不動産の売却時に越境の事実が確認されたときには、基本的には越境を解消をした上で引き渡すのが原則ですし、買主もそれを求めることが多いです。
但し、実務上は越境状態を認識したまま売買取引を行うこともあります。
その場合でも売主は隣地所有者のとの間で越境の事実を確認し、越境の事実とともに将来の解消に向けた合意書を結んだり、それがかなわない時には現状に関する正確な情報を買主に伝え内容を理解してもらった上で取引を行います。

不動産の売却にかかわる準備

4)地盤の調査、建物の調査

不動産を売却する際に、予め地盤調査や建物状況調査を行っておくことはあまりありません。
但し、以前の土地利用状況等により地中埋設物の存在や土壌汚染の可能性が強い場合や、建物においては既に雨漏りや傾きといった目に見える支障が生じているときには、
いずれそのことが問題になることは明らかですので、先行して調査を行い問題があれば対策を講じておくということが必要です。
耐震補強などもそうですが、仮に物件に問題があったとしても改善策を施していれば、それは問題点ではなくむしろアピールポイントにもなる得るということをご理解ください。
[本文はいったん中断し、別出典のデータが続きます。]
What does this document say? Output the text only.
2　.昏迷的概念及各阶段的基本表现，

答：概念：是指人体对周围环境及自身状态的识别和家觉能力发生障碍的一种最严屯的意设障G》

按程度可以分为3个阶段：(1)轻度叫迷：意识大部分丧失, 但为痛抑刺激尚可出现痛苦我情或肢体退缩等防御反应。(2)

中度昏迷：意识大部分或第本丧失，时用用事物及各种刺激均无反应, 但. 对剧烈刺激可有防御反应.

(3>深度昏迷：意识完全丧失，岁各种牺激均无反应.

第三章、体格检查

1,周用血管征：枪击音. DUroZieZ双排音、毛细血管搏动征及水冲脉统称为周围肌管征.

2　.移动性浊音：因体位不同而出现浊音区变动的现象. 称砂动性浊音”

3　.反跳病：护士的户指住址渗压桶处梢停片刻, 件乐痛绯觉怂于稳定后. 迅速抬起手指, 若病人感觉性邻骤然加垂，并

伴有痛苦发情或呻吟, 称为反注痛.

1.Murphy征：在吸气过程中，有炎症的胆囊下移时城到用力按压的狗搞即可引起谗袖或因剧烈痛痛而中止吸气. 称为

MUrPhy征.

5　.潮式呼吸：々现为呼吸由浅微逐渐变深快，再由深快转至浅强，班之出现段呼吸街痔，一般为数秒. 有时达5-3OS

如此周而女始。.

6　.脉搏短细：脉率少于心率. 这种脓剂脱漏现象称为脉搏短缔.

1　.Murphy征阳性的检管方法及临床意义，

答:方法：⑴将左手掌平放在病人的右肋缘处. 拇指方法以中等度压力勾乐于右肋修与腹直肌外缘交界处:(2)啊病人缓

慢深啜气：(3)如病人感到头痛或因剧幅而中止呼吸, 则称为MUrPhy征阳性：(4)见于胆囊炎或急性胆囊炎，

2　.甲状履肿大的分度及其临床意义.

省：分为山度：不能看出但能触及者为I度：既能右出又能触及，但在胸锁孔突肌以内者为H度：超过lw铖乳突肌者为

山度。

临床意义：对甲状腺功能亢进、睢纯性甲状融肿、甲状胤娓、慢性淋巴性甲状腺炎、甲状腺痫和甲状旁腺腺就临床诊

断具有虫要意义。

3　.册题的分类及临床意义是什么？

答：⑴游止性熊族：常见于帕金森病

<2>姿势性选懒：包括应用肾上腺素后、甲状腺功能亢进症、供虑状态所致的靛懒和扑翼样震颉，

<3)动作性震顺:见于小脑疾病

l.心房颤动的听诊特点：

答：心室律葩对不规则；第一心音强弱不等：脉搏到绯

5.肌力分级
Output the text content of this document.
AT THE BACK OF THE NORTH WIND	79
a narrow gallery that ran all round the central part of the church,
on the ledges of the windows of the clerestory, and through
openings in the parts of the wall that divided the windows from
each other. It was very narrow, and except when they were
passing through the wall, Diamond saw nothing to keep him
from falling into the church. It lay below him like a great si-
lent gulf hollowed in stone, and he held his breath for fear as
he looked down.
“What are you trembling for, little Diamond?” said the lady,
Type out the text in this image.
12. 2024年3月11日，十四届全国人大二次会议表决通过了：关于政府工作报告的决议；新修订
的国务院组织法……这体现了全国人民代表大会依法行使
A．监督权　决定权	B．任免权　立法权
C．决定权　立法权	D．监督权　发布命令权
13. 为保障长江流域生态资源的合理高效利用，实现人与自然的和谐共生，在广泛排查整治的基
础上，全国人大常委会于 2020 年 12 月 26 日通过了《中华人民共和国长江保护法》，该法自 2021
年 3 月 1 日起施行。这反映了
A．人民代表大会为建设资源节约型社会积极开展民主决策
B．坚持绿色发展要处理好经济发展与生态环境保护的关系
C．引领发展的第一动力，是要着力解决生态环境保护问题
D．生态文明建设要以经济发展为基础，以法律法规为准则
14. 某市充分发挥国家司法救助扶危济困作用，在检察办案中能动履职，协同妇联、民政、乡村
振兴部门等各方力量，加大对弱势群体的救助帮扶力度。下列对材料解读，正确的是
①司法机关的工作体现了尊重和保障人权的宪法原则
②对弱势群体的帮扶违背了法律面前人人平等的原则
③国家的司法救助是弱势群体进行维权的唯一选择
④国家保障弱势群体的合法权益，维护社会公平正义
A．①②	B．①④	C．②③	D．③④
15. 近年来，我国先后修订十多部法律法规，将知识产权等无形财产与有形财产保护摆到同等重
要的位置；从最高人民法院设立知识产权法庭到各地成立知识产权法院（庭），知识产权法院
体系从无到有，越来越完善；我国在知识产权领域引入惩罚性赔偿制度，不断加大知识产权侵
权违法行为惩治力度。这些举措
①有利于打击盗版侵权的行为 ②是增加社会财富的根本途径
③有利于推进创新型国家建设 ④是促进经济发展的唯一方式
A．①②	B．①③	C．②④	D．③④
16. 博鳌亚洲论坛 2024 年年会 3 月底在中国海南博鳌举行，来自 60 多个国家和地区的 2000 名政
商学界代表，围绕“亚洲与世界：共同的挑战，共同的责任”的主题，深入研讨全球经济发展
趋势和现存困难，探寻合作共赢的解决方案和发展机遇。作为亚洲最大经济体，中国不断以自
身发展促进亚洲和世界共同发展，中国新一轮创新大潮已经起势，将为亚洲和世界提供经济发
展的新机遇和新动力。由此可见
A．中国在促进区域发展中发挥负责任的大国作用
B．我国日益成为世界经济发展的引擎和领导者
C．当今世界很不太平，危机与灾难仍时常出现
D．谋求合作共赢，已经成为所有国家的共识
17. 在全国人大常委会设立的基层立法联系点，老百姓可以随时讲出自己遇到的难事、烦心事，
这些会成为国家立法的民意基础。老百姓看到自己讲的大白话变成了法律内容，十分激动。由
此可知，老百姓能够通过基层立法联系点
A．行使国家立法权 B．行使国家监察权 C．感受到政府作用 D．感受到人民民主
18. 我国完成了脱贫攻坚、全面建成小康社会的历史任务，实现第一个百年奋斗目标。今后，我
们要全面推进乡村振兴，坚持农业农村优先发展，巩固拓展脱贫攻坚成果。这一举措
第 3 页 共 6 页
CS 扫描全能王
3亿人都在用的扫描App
売却する不動産の調査は、売却対象の不動産をよく知っておくという意味と併せ、その事実を売主に伝えるために行うものです。
売主としては悪い情報は隠しておきたいと思うのが人情ですが、「知っていて伝えない」ということは後に深刻なトラブルにも繋がりかねません。
「この不動産にはこういう問題があります」と言えば売主は腰が引けますし、売却価格への影響も避けられませんが、それでも正しく情報を伝えることが権利意識の向上した現代では必要ですし、そのことが結果的に売主の損害賠償請求リスクを回避することにもつながります。